Hoje, mais de 130 anos depois, a “Proclamação” da República ainda suscita debates. Afinal, embora alguns defendam a aplicação do modelo republicano para o Brasil, diversos historiadores discutem a legitimidade de uma República fundada com base em um golpe.
“A proclamação foi um golpe de uma minoria escravocrata aliada aos grandes latifundiários, aos militares, a segmentos da Igreja e da maçonaria. O que é fato notório é que foi um golpe ilegítimo“, afirma o Deputado Federal Luiz Philippe de Orleans e Bragança, tataraneto de D. Pedro 2º, o último imperador brasileiro.
A ideia de que a Proclamação da República foi um “golpe” também é engrossada pelo historiador José Murilo de Carvalho, que escreveu um livro sobre os períodos monárquico e republicano do Brasil: O Pecado Original da República. Um dos intelectuais mais respeitados no país, Murilo também admite que é possível discutir a legitimidade do processo, como reivindicam os monarquistas atuais.
“Para se sustentar (a reivindicação de legitimidade da proclamação), ela teria que supor que a minoria republicana, predominantemente composta de bacharéis, jornalistas, advogados, médicos, engenheiros, alunos das escolas superiores, além dos cafeicultores paulistas, representava os interesses da maioria esmagadora da população ou do país como um todo. Um tanto complicado“, avalia.
Ainda de acordo com Murilo, não apenas foi um golpe, como também não contou com a participação popular, o que fortalece o argumento de ilegitimidade apresentado pelos atuais monarquistas. Para ele, a distância da maior camada da população das decisões políticas é um problema que perdura até hoje.
“Embora os propagandistas falassem em democracia, o pecado foi a ausência de povo, não só na proclamação, mas pelo menos até o fim da Primeira República. Incorporar plenamente o povo no sistema político é ainda hoje um problema da nossa República. Pode-se dizer que as condições do país não permitiram outra solução e que os propagandistas eram sonhadores. Muitos realmente eram“, conta.
Especialista no período, o jornalista e historiador José Laurentino Gomes, autor da trilogia 1808, 1822 e 1889, concorda com a leitura do “golpe“. Para ele, no entanto, o debate sobre a legitimidade da República é sobre “quem legitima o quê“, o que está ligado ao processo de consolidação de qualquer regime político. “O termo ‘legitimidade’ é muito relativo. Depende do que se considera o instrumento legitimador da nossa República. Se ele for o voto, ela não é legítima, porque o Partido Republicano nunca teve apoio nas urnas. Agora, se considerar esse instrumento a força das armas, foi um movimento legítimo, porque foi por meio delas que o Exército consolidou o regime“, diz.
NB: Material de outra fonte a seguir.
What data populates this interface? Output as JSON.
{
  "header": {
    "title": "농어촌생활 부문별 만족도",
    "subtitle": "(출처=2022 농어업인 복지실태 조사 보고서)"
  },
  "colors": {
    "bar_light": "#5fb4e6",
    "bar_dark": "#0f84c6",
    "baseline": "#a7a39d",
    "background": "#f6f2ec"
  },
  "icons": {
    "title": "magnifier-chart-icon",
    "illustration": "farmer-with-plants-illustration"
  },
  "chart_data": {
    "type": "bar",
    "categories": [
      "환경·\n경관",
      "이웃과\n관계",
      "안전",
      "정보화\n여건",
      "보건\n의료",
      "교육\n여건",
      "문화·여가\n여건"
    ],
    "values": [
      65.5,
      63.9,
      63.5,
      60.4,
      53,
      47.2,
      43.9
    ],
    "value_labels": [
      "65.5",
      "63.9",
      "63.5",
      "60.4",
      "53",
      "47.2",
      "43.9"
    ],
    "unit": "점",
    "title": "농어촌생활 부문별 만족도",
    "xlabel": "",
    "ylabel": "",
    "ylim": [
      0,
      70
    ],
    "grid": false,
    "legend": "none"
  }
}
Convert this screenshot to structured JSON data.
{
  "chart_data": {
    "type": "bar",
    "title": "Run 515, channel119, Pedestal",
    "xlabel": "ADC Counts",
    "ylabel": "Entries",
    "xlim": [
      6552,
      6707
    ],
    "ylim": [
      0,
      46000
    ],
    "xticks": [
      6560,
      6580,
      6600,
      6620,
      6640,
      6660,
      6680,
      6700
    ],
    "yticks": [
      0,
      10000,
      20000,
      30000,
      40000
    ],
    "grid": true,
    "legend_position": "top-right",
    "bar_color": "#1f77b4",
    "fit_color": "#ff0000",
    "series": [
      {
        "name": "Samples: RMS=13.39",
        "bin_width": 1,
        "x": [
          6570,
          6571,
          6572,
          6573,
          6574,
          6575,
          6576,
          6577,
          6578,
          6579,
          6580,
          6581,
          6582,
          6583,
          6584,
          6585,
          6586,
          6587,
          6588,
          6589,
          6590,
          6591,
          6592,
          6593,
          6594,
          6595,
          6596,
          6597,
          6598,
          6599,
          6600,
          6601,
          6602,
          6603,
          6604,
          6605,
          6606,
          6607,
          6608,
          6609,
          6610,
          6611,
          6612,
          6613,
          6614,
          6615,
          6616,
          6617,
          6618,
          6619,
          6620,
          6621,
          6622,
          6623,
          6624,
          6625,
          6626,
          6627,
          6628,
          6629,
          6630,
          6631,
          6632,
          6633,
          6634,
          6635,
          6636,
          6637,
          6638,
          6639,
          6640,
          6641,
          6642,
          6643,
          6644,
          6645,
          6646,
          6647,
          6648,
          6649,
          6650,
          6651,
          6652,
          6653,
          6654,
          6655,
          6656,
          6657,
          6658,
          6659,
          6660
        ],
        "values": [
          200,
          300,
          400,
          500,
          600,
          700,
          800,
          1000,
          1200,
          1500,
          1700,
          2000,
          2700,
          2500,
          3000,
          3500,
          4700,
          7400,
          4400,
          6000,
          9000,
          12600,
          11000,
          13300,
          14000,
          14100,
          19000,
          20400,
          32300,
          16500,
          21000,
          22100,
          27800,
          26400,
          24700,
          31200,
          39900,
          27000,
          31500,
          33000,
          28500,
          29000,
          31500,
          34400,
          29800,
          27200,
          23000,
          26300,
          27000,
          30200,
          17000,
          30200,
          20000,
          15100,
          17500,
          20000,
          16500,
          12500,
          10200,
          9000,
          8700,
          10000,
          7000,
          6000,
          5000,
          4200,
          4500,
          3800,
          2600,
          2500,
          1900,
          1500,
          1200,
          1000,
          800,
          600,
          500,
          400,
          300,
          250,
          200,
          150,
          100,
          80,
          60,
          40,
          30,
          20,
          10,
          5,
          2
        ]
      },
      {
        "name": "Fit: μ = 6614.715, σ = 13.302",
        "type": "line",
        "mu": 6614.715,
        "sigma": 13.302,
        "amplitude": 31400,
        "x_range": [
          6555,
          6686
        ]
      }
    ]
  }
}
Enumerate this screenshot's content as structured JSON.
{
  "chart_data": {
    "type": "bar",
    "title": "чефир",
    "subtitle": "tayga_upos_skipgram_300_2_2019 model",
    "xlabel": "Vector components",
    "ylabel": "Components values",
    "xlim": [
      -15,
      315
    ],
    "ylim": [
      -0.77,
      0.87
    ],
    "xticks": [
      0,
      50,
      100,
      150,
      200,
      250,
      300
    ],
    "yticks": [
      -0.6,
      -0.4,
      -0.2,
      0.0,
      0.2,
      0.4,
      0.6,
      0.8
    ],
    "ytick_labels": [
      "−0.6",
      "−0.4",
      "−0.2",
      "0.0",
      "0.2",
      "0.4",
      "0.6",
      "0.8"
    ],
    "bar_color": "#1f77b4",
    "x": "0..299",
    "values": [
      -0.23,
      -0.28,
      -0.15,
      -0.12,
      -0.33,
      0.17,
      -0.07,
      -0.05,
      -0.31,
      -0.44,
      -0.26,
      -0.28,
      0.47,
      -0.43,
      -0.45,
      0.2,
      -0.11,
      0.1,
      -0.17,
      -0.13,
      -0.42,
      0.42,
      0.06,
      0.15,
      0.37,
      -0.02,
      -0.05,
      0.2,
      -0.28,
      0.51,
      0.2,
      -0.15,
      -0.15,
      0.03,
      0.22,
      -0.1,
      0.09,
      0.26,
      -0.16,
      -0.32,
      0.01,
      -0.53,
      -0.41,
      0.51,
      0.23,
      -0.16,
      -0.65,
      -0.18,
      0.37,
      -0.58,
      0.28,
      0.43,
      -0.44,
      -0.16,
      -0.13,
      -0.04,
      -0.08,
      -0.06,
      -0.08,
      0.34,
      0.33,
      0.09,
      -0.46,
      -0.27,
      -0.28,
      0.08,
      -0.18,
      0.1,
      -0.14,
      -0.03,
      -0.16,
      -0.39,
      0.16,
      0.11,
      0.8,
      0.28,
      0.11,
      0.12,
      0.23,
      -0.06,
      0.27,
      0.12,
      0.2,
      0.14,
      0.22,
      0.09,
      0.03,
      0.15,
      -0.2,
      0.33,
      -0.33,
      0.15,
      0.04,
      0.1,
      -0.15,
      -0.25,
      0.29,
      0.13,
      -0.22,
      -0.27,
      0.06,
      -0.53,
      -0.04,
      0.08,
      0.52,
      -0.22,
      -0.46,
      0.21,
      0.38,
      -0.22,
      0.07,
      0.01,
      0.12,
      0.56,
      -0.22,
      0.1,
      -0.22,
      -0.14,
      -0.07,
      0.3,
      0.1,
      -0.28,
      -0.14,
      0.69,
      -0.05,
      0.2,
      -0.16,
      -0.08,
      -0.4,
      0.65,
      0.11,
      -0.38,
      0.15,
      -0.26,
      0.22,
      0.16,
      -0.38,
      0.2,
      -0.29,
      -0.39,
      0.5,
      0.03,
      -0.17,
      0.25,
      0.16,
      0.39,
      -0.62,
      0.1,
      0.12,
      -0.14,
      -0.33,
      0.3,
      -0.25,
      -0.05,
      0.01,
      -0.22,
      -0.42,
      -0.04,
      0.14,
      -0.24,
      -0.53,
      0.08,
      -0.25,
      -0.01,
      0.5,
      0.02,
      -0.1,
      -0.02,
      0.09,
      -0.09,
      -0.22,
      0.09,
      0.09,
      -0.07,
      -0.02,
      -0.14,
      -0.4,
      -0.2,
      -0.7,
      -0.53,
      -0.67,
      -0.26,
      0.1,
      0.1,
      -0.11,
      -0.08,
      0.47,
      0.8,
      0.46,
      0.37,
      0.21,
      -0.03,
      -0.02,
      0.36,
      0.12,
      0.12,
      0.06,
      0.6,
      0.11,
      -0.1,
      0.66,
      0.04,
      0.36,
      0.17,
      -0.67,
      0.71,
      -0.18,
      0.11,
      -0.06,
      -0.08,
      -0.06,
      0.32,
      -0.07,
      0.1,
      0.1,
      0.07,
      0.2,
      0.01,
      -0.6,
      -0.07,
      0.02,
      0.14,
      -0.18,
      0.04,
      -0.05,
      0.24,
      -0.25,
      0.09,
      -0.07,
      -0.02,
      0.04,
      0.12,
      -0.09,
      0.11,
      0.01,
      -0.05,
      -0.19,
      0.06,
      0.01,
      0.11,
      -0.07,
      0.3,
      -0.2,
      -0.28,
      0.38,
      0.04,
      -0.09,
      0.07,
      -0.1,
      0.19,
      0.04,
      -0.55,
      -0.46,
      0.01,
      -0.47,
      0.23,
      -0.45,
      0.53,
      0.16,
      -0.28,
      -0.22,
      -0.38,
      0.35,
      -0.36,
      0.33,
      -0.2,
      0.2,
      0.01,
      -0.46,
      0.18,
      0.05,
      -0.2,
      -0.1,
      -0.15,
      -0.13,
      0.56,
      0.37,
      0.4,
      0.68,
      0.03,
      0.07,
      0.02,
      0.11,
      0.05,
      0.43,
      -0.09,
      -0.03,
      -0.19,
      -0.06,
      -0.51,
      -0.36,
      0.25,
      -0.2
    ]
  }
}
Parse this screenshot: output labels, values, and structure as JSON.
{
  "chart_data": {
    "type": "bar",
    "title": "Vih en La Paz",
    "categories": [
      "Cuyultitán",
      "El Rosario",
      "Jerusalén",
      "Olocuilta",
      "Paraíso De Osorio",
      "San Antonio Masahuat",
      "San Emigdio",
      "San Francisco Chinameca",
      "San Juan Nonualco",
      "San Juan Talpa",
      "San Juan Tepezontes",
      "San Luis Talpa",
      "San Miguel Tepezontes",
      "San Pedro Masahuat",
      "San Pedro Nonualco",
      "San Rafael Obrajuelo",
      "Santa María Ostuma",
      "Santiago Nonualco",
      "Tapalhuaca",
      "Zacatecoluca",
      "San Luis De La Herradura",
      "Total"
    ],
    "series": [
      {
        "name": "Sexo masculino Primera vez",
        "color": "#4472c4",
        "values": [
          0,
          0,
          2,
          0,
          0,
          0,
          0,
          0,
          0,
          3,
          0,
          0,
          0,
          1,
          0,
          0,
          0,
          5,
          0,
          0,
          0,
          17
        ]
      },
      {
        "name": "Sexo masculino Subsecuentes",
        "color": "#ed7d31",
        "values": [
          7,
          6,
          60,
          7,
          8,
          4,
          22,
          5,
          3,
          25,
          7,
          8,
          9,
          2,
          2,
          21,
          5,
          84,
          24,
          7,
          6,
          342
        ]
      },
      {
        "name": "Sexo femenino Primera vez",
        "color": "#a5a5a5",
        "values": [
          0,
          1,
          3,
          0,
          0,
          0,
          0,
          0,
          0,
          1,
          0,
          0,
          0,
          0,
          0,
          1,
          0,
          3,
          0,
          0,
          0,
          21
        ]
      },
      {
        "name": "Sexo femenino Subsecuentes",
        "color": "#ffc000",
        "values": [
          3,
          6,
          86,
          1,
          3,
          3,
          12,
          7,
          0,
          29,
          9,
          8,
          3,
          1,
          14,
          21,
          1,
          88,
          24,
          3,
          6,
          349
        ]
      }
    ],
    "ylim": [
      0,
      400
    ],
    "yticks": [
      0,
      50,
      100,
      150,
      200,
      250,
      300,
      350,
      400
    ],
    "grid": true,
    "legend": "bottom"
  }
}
Para Laurentino, a questão envolve a luta pelo direito de nomear os acontecimentos históricos que, no caso dos republicanos, conseguiram emplacar a ideia de “proclamação” e não de “golpe”.
“O que aconteceu em 1889, em 1930 e em 1964 é a mesma coisa: exército na rua fazendo política. Depende de quem legitima o quê. O movimento de 1964 não foi legitimado pela sociedade, mas a revolução de 1930 o foi (…). A proclamação é contada hoje por quem venceu“, argumenta.
Segundo José Murilo de Carvalho, é possível afirmar que a proclamação foi obra quase totalmente dos militares, assim como conta o jornalista Laurentino Gomes em seu livro 1889. “Só poucos dias antes do golpe é que líderes civis foram envolvidos“, explica Murilo.
Orleans e Bragança expressa uma alternativa que já existe há algum tempo entre um grupo de historiadores. O maior expoente do grupo é o professor Armando Alexandre dos Santos, da Universidade do Sul de Santa Catarina (Unisul). Frequentemente convidado pela Casa Real para palestras e eventos, ele foi amigo pessoal de D. Luiz Gastão de Orleans e Bragança – que teria sido imperador do país caso fossemos uma monarquia.
Para Santos, a República representou a instauração de uma ditadura jamais vivida até então no Brasil. “Foi uma quartelada de uma minoria revoltosa de militares que não teve nenhum apoio popular. A própria proclamação foi um show de indecisões: Deodoro da Fonseca, por exemplo, só decidiu proclamá-la porque foi pressionado pelos membros do seu grupinho que precisavam de um militar de patente para representá-los. Foi, acima de tudo, um modismo, uma imitação servil dos EUA“, argumenta.